Ce micro événement est riche d’enseignement :

  • Les parents de Maylis ont tout de suite mis en avant sa qualité relationnelle- elle est très sociable-  Ils la laissent assez autonome dans ses déplacements pour qu’elle profite pleinement de ce moment des courses pour – vivre sa vie- en quelque sorte. Les parents connaissent bien leur enfant et nous apprennent comment agir avec leur enfant différent. Ils prennent appui sur la bonne humeur contagieuse de leur fille pour faire de ce moment une occasion de nous aider à transformer notre regard – qui n’est plus un regard de pitié, mais un regard qui se construit dans la relation si brièvement et facilement installée- Oui, elle a du talent cette demoiselle.
  • Quand nous parlons de nos élèves qui nous mettent en difficulté, pourrions-nous commencer à énoncer d’abord toutes leurs qualités, et à favoriser une sollicitation de ces dites qualités ? Mobiliser les forces encourage, permet des réussites et peut aussi favoriser le développement d’aptitudes moins bien partagées. Les collègues de l’école de Versmé à Vilnius travaillent ainsi, faisant le pari que développer les points forts permet, dans un mystère non encore élucidé, d’améliorer les points faibles. Cela nécessite de notre part un vrai changement d’angle de vue.

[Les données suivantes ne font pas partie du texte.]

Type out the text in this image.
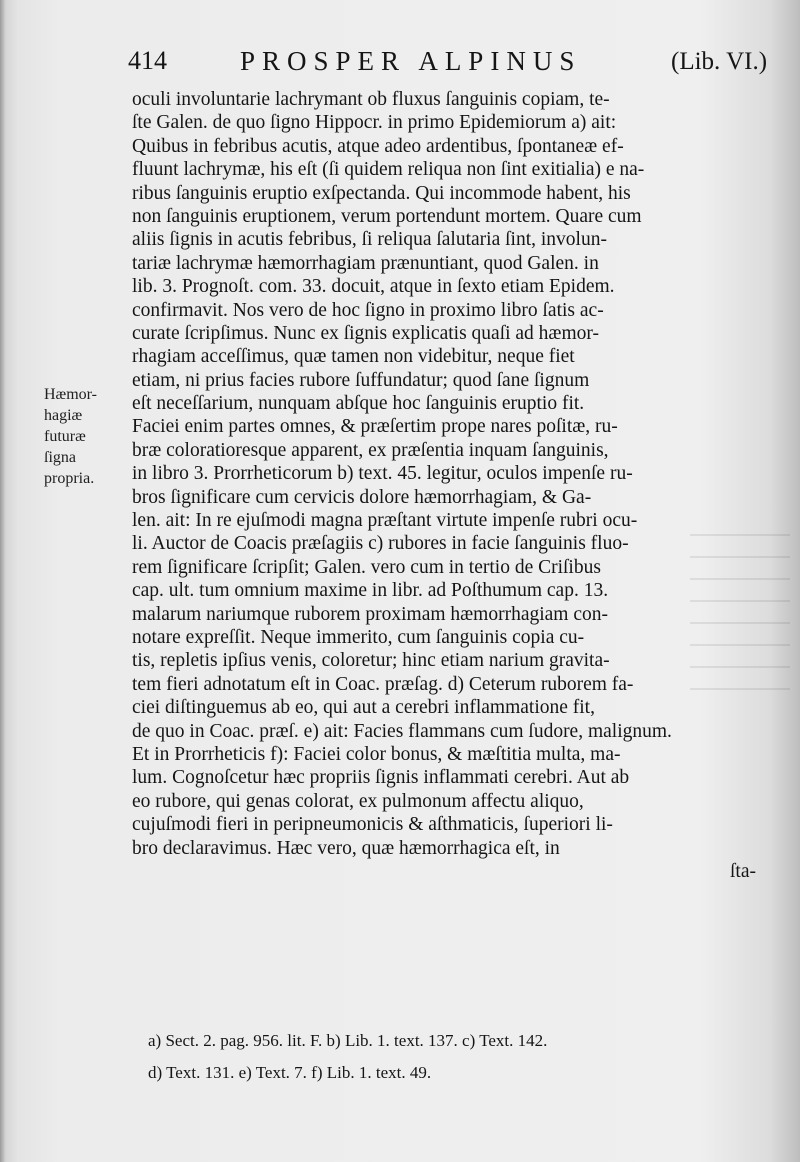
414	PROSPER ALPINUS	(Lib. VI.)
Hæmor-
hagiæ
futuræ
ſigna
propria.
oculi involuntarie lachrymant ob fluxus ſanguinis copiam, te-
ſte Galen. de quo ſigno Hippocr. in primo Epidemiorum a) ait:
Quibus in febribus acutis, atque adeo ardentibus, ſpontaneæ ef-
fluunt lachrymæ, his eſt (ſi quidem reliqua non ſint exitialia) e na-
ribus ſanguinis eruptio exſpectanda. Qui incommode habent, his
non ſanguinis eruptionem, verum portendunt mortem. Quare cum
aliis ſignis in acutis febribus, ſi reliqua ſalutaria ſint, involun-
tariæ lachrymæ hæmorrhagiam prænuntiant, quod Galen. in
lib. 3. Prognoſt. com. 33. docuit, atque in ſexto etiam Epidem.
confirmavit. Nos vero de hoc ſigno in proximo libro ſatis ac-
curate ſcripſimus. Nunc ex ſignis explicatis quaſi ad hæmor-
rhagiam acceſſimus, quæ tamen non videbitur, neque fiet
etiam, ni prius facies rubore ſuffundatur; quod ſane ſignum
eſt neceſſarium, nunquam abſque hoc ſanguinis eruptio fit.
Faciei enim partes omnes, & præſertim prope nares poſitæ, ru-
bræ coloratioresque apparent, ex præſentia inquam ſanguinis,
in libro 3. Prorrheticorum b) text. 45. legitur, oculos impenſe ru-
bros ſignificare cum cervicis dolore hæmorrhagiam, & Ga-
len. ait: In re ejuſmodi magna præſtant virtute impenſe rubri ocu-
li. Auctor de Coacis præſagiis c) rubores in facie ſanguinis fluo-
rem ſignificare ſcripſit; Galen. vero cum in tertio de Criſibus
cap. ult. tum omnium maxime in libr. ad Poſthumum cap. 13.
malarum nariumque ruborem proximam hæmorrhagiam con-
notare expreſſit. Neque immerito, cum ſanguinis copia cu-
tis, repletis ipſius venis, coloretur; hinc etiam narium gravita-
tem fieri adnotatum eſt in Coac. præſag. d) Ceterum ruborem fa-
ciei diſtinguemus ab eo, qui aut a cerebri inflammatione fit,
de quo in Coac. præſ. e) ait: Facies flammans cum ſudore, malignum.
Et in Prorrheticis f): Faciei color bonus, & mæſtitia multa, ma-
lum. Cognoſcetur hæc propriis ſignis inflammati cerebri. Aut ab
eo rubore, qui genas colorat, ex pulmonum affectu aliquo,
cujuſmodi fieri in peripneumonicis & aſthmaticis, ſuperiori li-
bro declaravimus. Hæc vero, quæ hæmorrhagica eſt, in
ſta-
a) Sect. 2. pag. 956. lit. F. b) Lib. 1. text. 137. c) Text. 142.
d) Text. 131. e) Text. 7. f) Lib. 1. text. 49.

  • Maylis a apporté quelque chose de singulier au cours de son parcours dans le magasin ; quelque chose d’unique qui nous oblige à agir autrement, à nous ouvrir à ce qu’elle souhaite partager… Elle met du contact humain dans un lieu parfois si anonyme. Comment dans nos établissements, mettons-nous en valeur ce que nous apportent les élèves de l’Ulis, ou l’élève qui pense autrement, qui n’a pas les mêmes outils cognitifs que ses autres camarades ? Une manière de voir, un détail particulier, une question surprenante…

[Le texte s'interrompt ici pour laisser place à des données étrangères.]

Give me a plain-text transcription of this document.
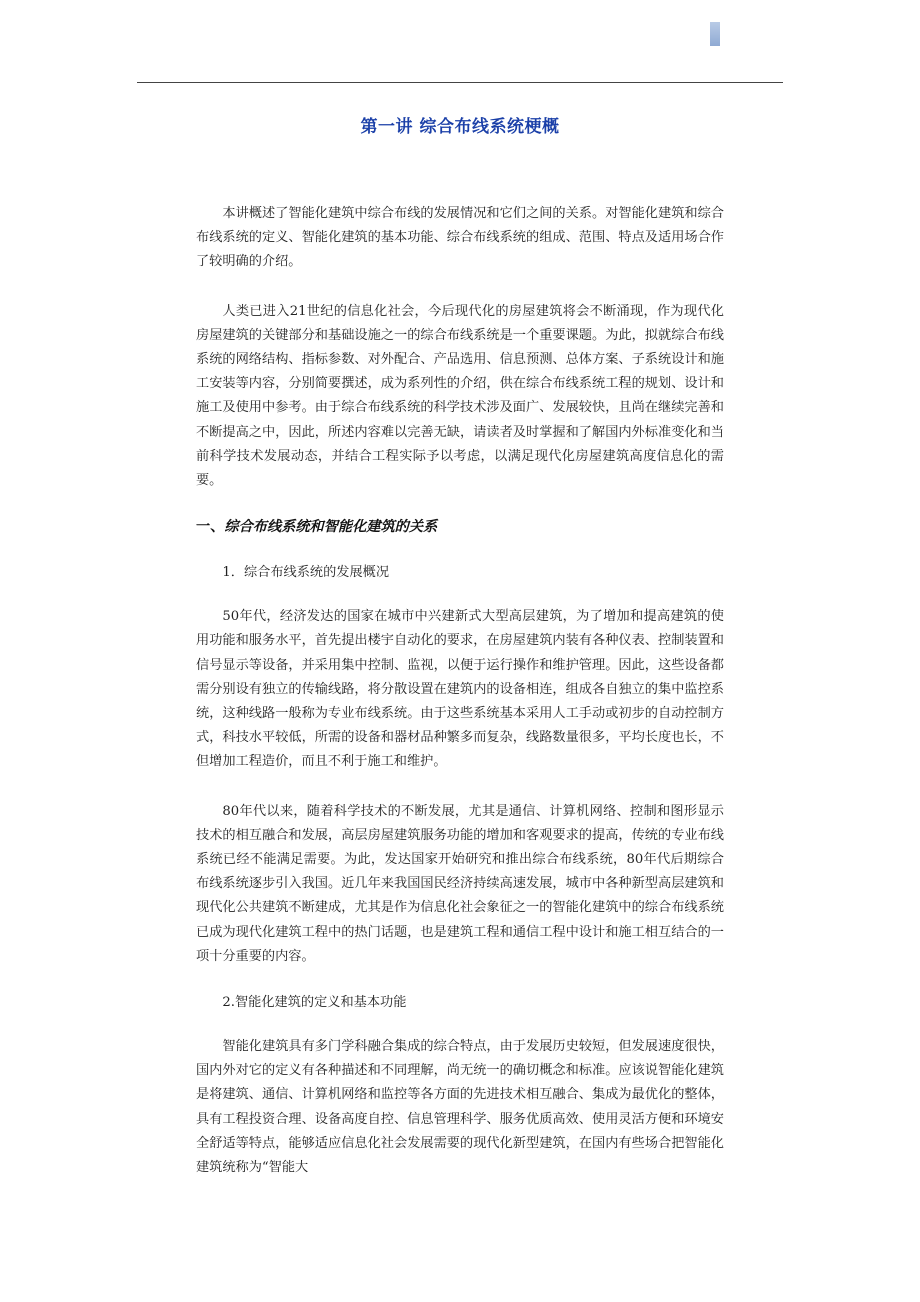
第一讲 综合布线系统梗概

本讲概述了智能化建筑中综合布线的发展情况和它们之间的关系。对智能化建筑和综合布线系统的定义、智能化建筑的基本功能、综合布线系统的组成、范围、特点及适用场合作了较明确的介绍。

人类已进入21世纪的信息化社会，今后现代化的房屋建筑将会不断涌现，作为现代化房屋建筑的关键部分和基础设施之一的综合布线系统是一个重要课题。为此，拟就综合布线系统的网络结构、指标参数、对外配合、产品选用、信息预测、总体方案、子系统设计和施工安装等内容，分别简要撰述，成为系列性的介绍，供在综合布线系统工程的规划、设计和施工及使用中参考。由于综合布线系统的科学技术涉及面广、发展较快，且尚在继续完善和不断提高之中，因此，所述内容难以完善无缺，请读者及时掌握和了解国内外标准变化和当前科学技术发展动态，并结合工程实际予以考虑，以满足现代化房屋建筑高度信息化的需要。

一、综合布线系统和智能化建筑的关系
1．综合布线系统的发展概况

50年代，经济发达的国家在城市中兴建新式大型高层建筑，为了增加和提高建筑的使用功能和服务水平，首先提出楼宇自动化的要求，在房屋建筑内装有各种仪表、控制装置和信号显示等设备，并采用集中控制、监视，以便于运行操作和维护管理。因此，这些设备都需分别设有独立的传输线路，将分散设置在建筑内的设备相连，组成各自独立的集中监控系统，这种线路一般称为专业布线系统。由于这些系统基本采用人工手动或初步的自动控制方式，科技水平较低，所需的设备和器材品种繁多而复杂，线路数量很多，平均长度也长，不但增加工程造价，而且不利于施工和维护。

80年代以来，随着科学技术的不断发展，尤其是通信、计算机网络、控制和图形显示技术的相互融合和发展，高层房屋建筑服务功能的增加和客观要求的提高，传统的专业布线系统已经不能满足需要。为此，发达国家开始研究和推出综合布线系统，80年代后期综合布线系统逐步引入我国。近几年来我国国民经济持续高速发展，城市中各种新型高层建筑和现代化公共建筑不断建成，尤其是作为信息化社会象征之一的智能化建筑中的综合布线系统已成为现代化建筑工程中的热门话题，也是建筑工程和通信工程中设计和施工相互结合的一项十分重要的内容。

2.智能化建筑的定义和基本功能

智能化建筑具有多门学科融合集成的综合特点，由于发展历史较短，但发展速度很快，国内外对它的定义有各种描述和不同理解，尚无统一的确切概念和标准。应该说智能化建筑是将建筑、通信、计算机网络和监控等各方面的先进技术相互融合、集成为最优化的整体，具有工程投资合理、设备高度自控、信息管理科学、服务优质高效、使用灵活方便和环境安全舒适等特点，能够适应信息化社会发展需要的现代化新型建筑，在国内有些场合把智能化建筑统称为“智能大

Les sportifs de RIO ne se considèrent pas comme des personnes handicapées car pour parvenir à ces résultats, ils ont dû être entourés de personnes qui ne les ont pas enfermés dans les limitations physiques ou autres. De ce fait, ils ont pu puiser dans des ressources insoupçonnées et déployer une rage de vivre et de vaincre exceptionnelle. Maylis va de l’avant et veut communiquer. Dans nos contextes scolaires, c’est bien l’observation et la recherche   d’une communication réelle avec tous les élèves qui permet alors de dépasser une vision restrictive, catégorielle, et  qui promeut les potentialités existantes de chacun.

Véronique Poutoux, rédactrice en chef. 6 octobre 2016.